A sled is being held at rest on a slope that makes an angle θ with the horizontal. After the sled is released, it slides a distance d1 down the slope and then covers the distance d2 along the horizontal terrain before stopping.
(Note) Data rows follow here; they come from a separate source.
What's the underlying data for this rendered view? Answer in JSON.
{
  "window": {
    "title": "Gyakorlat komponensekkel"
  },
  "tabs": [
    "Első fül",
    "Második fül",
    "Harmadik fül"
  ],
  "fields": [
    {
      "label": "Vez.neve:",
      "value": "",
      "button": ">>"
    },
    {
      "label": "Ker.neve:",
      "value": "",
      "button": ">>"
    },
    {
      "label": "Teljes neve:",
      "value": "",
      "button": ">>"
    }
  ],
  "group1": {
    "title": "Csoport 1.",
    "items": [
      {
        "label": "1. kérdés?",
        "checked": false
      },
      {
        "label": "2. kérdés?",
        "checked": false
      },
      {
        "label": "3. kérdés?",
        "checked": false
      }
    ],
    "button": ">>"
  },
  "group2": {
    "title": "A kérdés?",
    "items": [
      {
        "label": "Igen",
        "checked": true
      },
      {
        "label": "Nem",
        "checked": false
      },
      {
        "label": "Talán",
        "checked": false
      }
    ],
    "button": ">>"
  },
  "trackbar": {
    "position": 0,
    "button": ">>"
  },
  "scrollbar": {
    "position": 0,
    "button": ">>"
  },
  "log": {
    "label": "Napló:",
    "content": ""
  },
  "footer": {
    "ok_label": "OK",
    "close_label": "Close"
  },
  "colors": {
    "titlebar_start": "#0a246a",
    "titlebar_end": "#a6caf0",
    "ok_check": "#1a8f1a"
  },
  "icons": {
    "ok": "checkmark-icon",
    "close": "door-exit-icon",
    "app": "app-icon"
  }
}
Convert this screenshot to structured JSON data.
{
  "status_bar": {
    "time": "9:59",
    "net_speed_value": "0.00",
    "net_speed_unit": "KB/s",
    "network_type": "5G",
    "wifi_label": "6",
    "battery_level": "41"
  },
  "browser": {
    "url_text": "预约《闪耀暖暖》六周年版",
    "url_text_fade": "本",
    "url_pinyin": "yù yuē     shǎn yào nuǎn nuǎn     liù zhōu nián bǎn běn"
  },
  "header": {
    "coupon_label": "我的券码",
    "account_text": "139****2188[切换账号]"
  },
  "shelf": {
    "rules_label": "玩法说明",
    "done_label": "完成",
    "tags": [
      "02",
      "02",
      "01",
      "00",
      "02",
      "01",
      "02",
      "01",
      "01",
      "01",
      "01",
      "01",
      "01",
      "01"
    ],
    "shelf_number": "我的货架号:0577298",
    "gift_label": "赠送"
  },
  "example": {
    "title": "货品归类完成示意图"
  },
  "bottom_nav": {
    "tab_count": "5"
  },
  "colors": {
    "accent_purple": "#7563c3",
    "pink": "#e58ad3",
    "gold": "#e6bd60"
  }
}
Find the coefficient of kinetic friction μk between the sled and the ground, assuming that it is constant throughout the trip.

Answer 1

Answer:
`\mu_(k)=(a)/(g) csc \theta+ ctan \theta`

Step-by-step explanation:

If we draw a free body diagram of the sled we will have:

`\sum{F_(x)}=F + W_(x) - F_(friction)=0`

Where:

`F=m.a` being
`m` the mass of the car and
`a` its acceleration.

`W_(x)=Wcos\theta` is the horizontal component of the weight of the car

`F_(friction)=\mu_(k)N` is the friction force where
`N` is the normal force

Then:

`m.a + Wcos\theta - \mu_(k)N=0` (1)

`\sum{F_(y)}=N-W_(y)=0`

Where
`W_(y)=Wsin \theta` is the vertical component of the weight, then:

`N=Wsin \theta` (2)

Substituting (2) in (1):

`m.a + Wcos\theta - \mu_(k)Wsin \theta=0` (3)

Finding
`\mu_(k)`:

`\mu_(k)=(m.a + Wcos \theta)/(Wsin \theta)` (4)

Simplifying:

`\mu_(k)=(a)/(g) csc \theta+ ctan \theta`